Shares of agricultural equipment maker Deere (DE) - Get Report could see an uptick in the near future as analysts say commodity prices, especially corn, could be on the rise and buoy the iconic American company's shares.

Deere's shares are essentially a proxy for corn prices in the commodities market, according to UBS analysts, and expectations of an upcoming improvement in corn figures should boost shares of the equipment maker near June highs.

In a research note Tuesday, UBS said, "We expect higher corn prices to improve the sentiment on Deere stock." The firm set a price target of $94 a share, up from $82, which is where the stock is trading Tuesday.

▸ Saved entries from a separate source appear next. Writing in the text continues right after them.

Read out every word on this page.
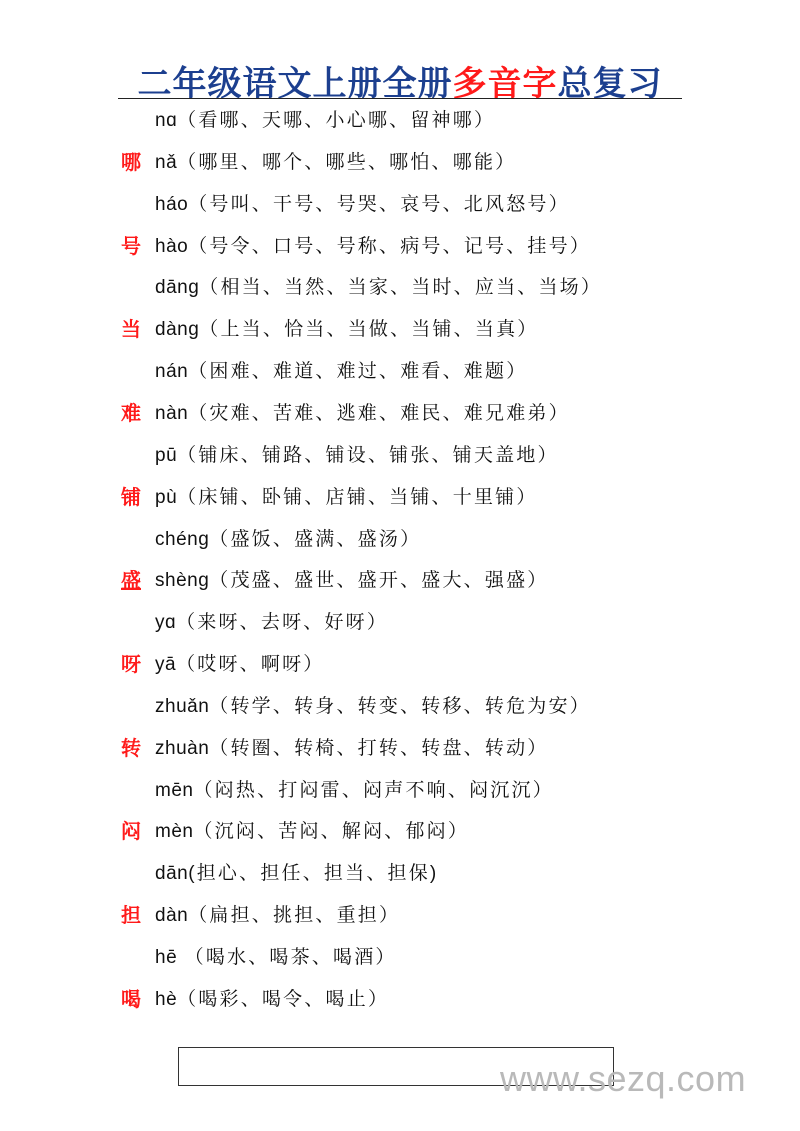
二年级语文上册全册多音字总复习
nɑ（看哪、天哪、小心哪、留神哪）
哪 nǎ（哪里、哪个、哪些、哪怕、哪能）
háo（号叫、干号、号哭、哀号、北风怒号）
号 hào（号令、口号、号称、病号、记号、挂号）
dāng（相当、当然、当家、当时、应当、当场）
当 dàng（上当、恰当、当做、当铺、当真）
nán（困难、难道、难过、难看、难题）
难 nàn（灾难、苦难、逃难、难民、难兄难弟）
pū（铺床、铺路、铺设、铺张、铺天盖地）
铺 pù（床铺、卧铺、店铺、当铺、十里铺）
chéng（盛饭、盛满、盛汤）
盛 shèng（茂盛、盛世、盛开、盛大、强盛）
yɑ（来呀、去呀、好呀）
呀 yā（哎呀、啊呀）
zhuǎn（转学、转身、转变、转移、转危为安）
转 zhuàn（转圈、转椅、打转、转盘、转动）
mēn（闷热、打闷雷、闷声不响、闷沉沉）
闷 mèn（沉闷、苦闷、解闷、郁闷）
dān(担心、担任、担当、担保)
担 dàn（扁担、挑担、重担）
hē （喝水、喝茶、喝酒）
喝 hè（喝彩、喝令、喝止）
www.sezq.com
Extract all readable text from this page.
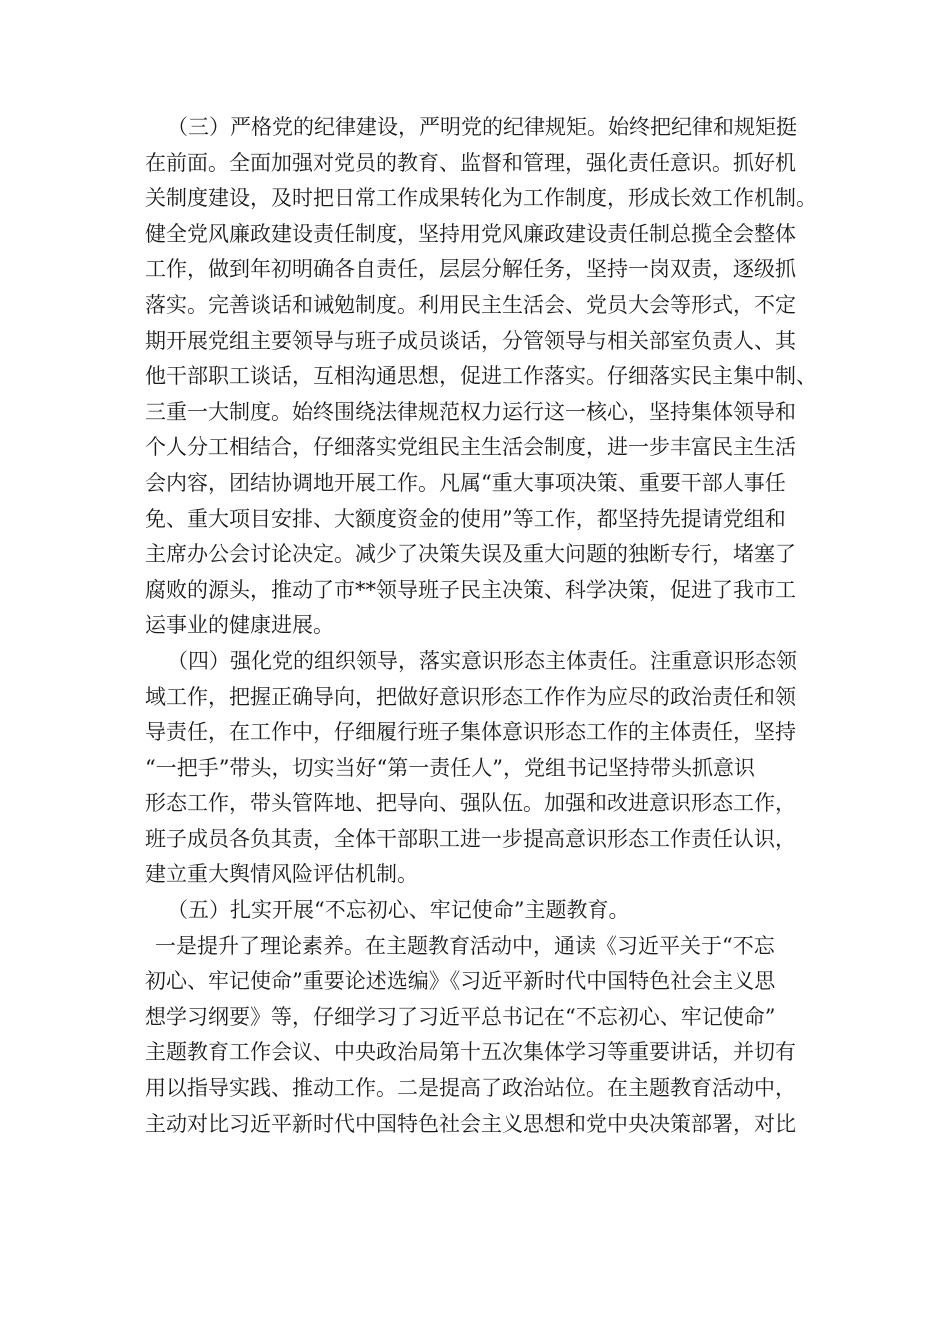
（三）严格党的纪律建设，严明党的纪律规矩。始终把纪律和规矩挺
在前面。全面加强对党员的教育、监督和管理，强化责任意识。抓好机
关制度建设，及时把日常工作成果转化为工作制度，形成长效工作机制。
健全党风廉政建设责任制度，坚持用党风廉政建设责任制总揽全会整体
工作，做到年初明确各自责任，层层分解任务，坚持一岗双责，逐级抓
落实。完善谈话和诫勉制度。利用民主生活会、党员大会等形式，不定
期开展党组主要领导与班子成员谈话，分管领导与相关部室负责人、其
他干部职工谈话，互相沟通思想，促进工作落实。仔细落实民主集中制、
三重一大制度。始终围绕法律规范权力运行这一核心，坚持集体领导和
个人分工相结合，仔细落实党组民主生活会制度，进一步丰富民主生活
会内容，团结协调地开展工作。凡属“重大事项决策、重要干部人事任
免、重大项目安排、大额度资金的使用”等工作，都坚持先提请党组和
主席办公会讨论决定。减少了决策失误及重大问题的独断专行，堵塞了
腐败的源头，推动了市**领导班子民主决策、科学决策，促进了我市工
运事业的健康进展。
（四）强化党的组织领导，落实意识形态主体责任。注重意识形态领
域工作，把握正确导向，把做好意识形态工作作为应尽的政治责任和领
导责任，在工作中，仔细履行班子集体意识形态工作的主体责任，坚持
“一把手”带头，切实当好“第一责任人”，党组书记坚持带头抓意识
形态工作，带头管阵地、把导向、强队伍。加强和改进意识形态工作，
班子成员各负其责，全体干部职工进一步提高意识形态工作责任认识，
建立重大舆情风险评估机制。
（五）扎实开展“不忘初心、牢记使命”主题教育。
一是提升了理论素养。在主题教育活动中，通读《习近平关于“不忘
初心、牢记使命”重要论述选编》《习近平新时代中国特色社会主义思
想学习纲要》等，仔细学习了习近平总书记在“不忘初心、牢记使命”
主题教育工作会议、中央政治局第十五次集体学习等重要讲话，并切有
用以指导实践、推动工作。二是提高了政治站位。在主题教育活动中，
主动对比习近平新时代中国特色社会主义思想和党中央决策部署，对比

The stock has traded at a multiple of 24 times earnings in the past, as recently as 2002, and at 24 times earnings, gets a target of $94 a share.

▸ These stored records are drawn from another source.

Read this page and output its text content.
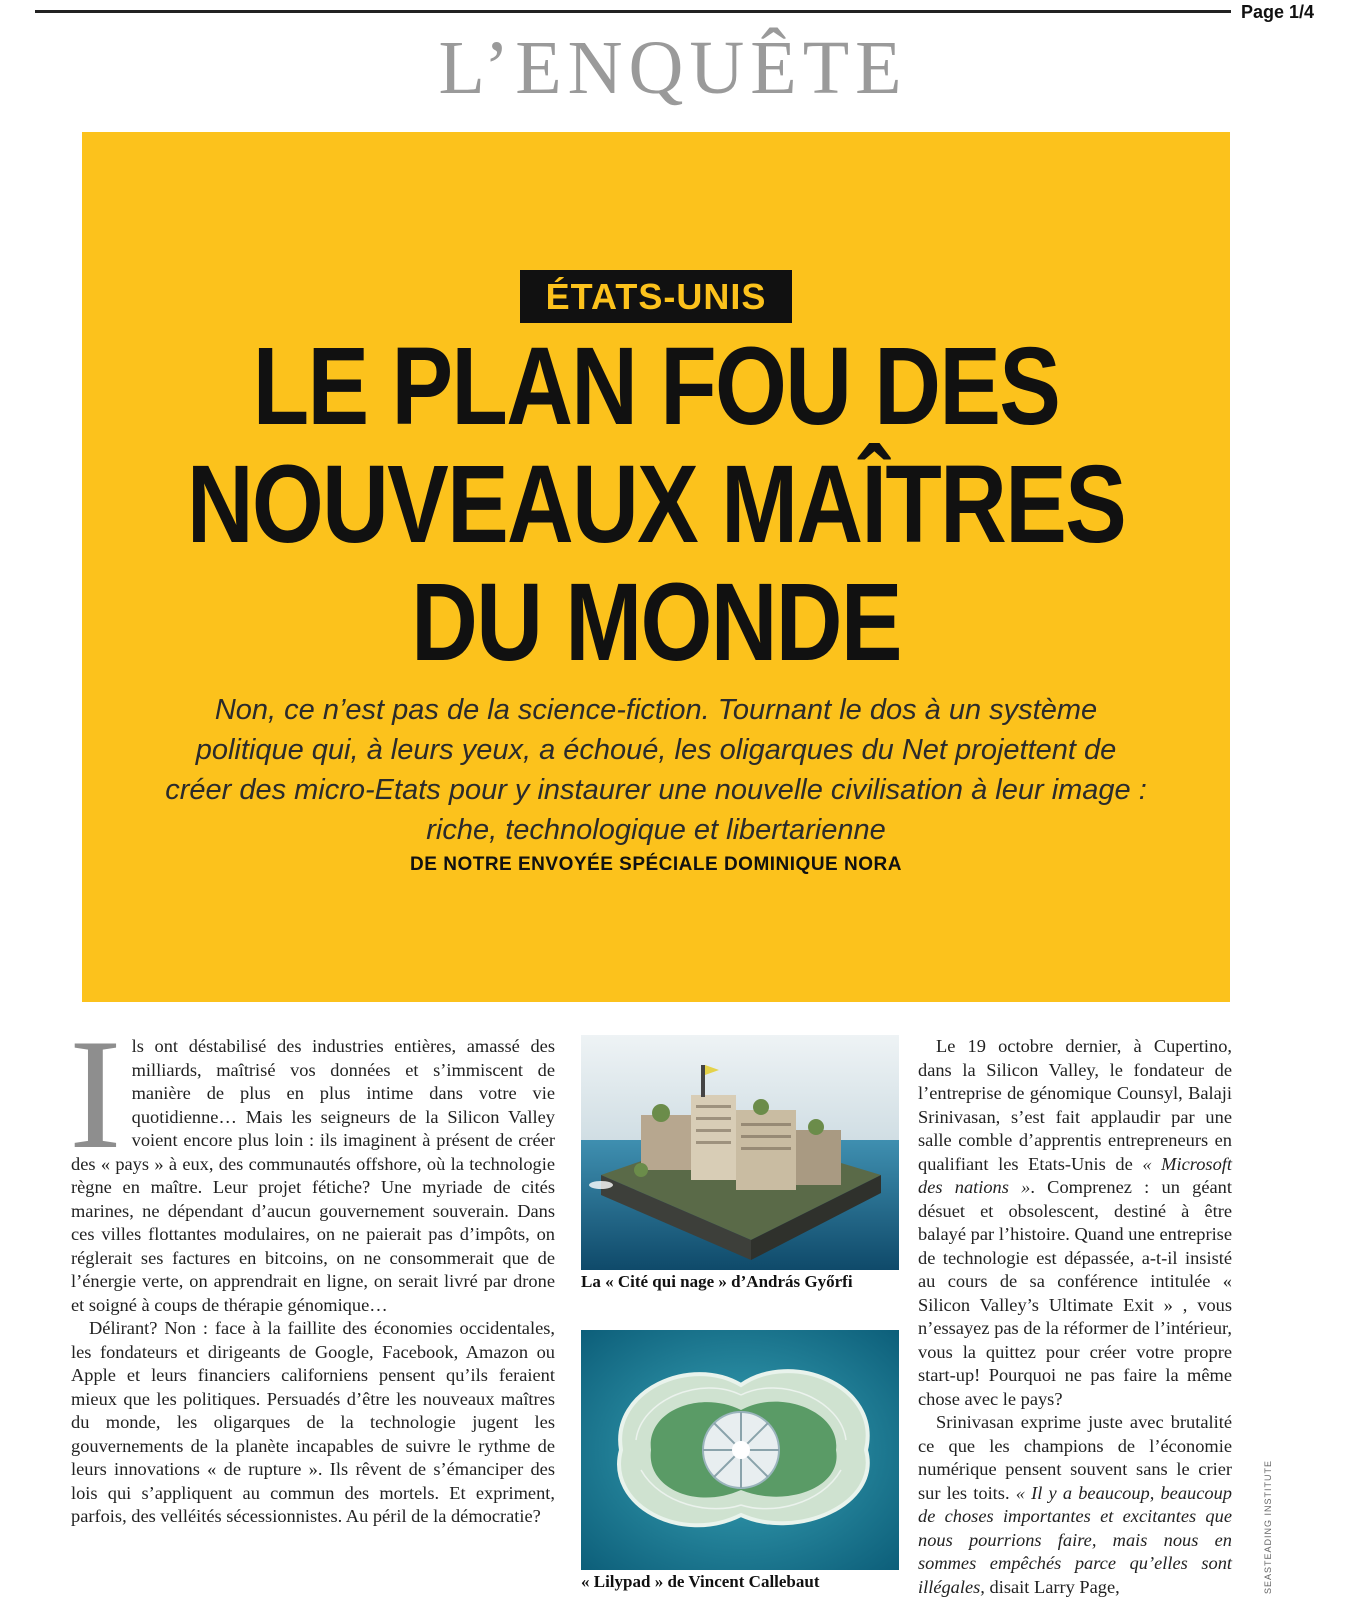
Page 1/4
L’ENQUÊTE
ÉTATS-UNIS
LE PLAN FOU DES
NOUVEAUX MAÎTRES
DU MONDE
Non, ce n’est pas de la science-fiction. Tournant le dos à un système politique qui, à leurs yeux, a échoué, les oligarques du Net projettent de créer des micro-Etats pour y instaurer une nouvelle civilisation à leur image : riche, technologique et libertarienne
DE NOTRE ENVOYÉE SPÉCIALE DOMINIQUE NORA

Ils ont déstabilisé des industries entières, amassé des milliards, maîtrisé vos données et s’immiscent de manière de plus en plus intime dans votre vie quotidienne… Mais les seigneurs de la Silicon Valley voient encore plus loin : ils imaginent à présent de créer des « pays » à eux, des communautés offshore, où la technologie règne en maître. Leur projet fétiche? Une myriade de cités marines, ne dépendant d’aucun gouvernement souverain. Dans ces villes flottantes modulaires, on ne paierait pas d’impôts, on réglerait ses factures en bitcoins, on ne consommerait que de l’énergie verte, on apprendrait en ligne, on serait livré par drone et soigné à coups de thérapie génomique…

Délirant? Non : face à la faillite des économies occidentales, les fondateurs et dirigeants de Google, Facebook, Amazon ou Apple et leurs financiers californiens pensent qu’ils feraient mieux que les politiques. Persuadés d’être les nouveaux maîtres du monde, les oligarques de la technologie jugent les gouvernements de la planète incapables de suivre le rythme de leurs innovations « de rupture ». Ils rêvent de s’émanciper des lois qui s’appliquent au commun des mortels. Et expriment, parfois, des velléités sécessionnistes. Au péril de la démocratie?

La « Cité qui nage » d’András Győrfi
« Lilypad » de Vincent Callebaut

Le 19 octobre dernier, à Cupertino, dans la Silicon Valley, le fondateur de l’entreprise de génomique Counsyl, Balaji Srinivasan, s’est fait applaudir par une salle comble d’apprentis entrepreneurs en qualifiant les Etats-Unis de « Microsoft des nations ». Comprenez : un géant désuet et obsolescent, destiné à être balayé par l’histoire. Quand une entreprise de technologie est dépassée, a-t-il insisté au cours de sa conférence intitulée « Silicon Valley’s Ultimate Exit » , vous n’essayez pas de la réformer de l’intérieur, vous la quittez pour créer votre propre start-up! Pourquoi ne pas faire la même chose avec le pays?

Srinivasan exprime juste avec brutalité ce que les champions de l’économie numérique pensent souvent sans le crier sur les toits. « Il y a beaucoup, beaucoup de choses importantes et excitantes que nous pourrions faire, mais nous en sommes empêchés parce qu’elles sont illégales, disait Larry Page,	SEASTEADING INSTITUTE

The company has had an uneven financial performance, recently trimming its 2016 fiscal year forecast to $1.2 billion from its previous estimate of $1.3 billion. Its fiscal second quarter results did beat forecasts, coming in at $1.56 a share, versus estimates of $1.48.

Deere is more heavily exposed to the farm economy than is the case with rivals such as Caterpillar (CAT) - Get Report and Agco (AGCO) - Get Report , with 80% of Deere sales coming from agricultural equipment rather than the heavier tilt toward construction equipment that its rivals have. More than 50% of sales come via the North American farm equipment base.

"We think the risk to corn prices is to the upside on weather concerns," UBS said in its note. Recent weather patterns, featuring hot, dry conditions, figure to reduce the yield on the season's corn crop, which would in turn lift prices. Prices in the commodity futures markets have corn prices at $4.06 a bushel for July delivery, and just a little more upside in those prices would benefit Deere.

Shares of Deere have underperformed significantly the last five years, analysts say, suggesting the stock has been under-owned during that period with some attractive long term valuation. Deere management has focused on lowering costs, boosting output and aiding inventory, leaving it advantageously positioned with crop prices finally rebound.

Though management hasn't emphasized share repurchases as much as it has acquisition opportunities and dividends, its share count has declined dramatically in recent years, meaning that EPS potential is amplified.

"If corn prices rally, we expect more positive sentiment on the stock," UBS said in Tuesday's research note.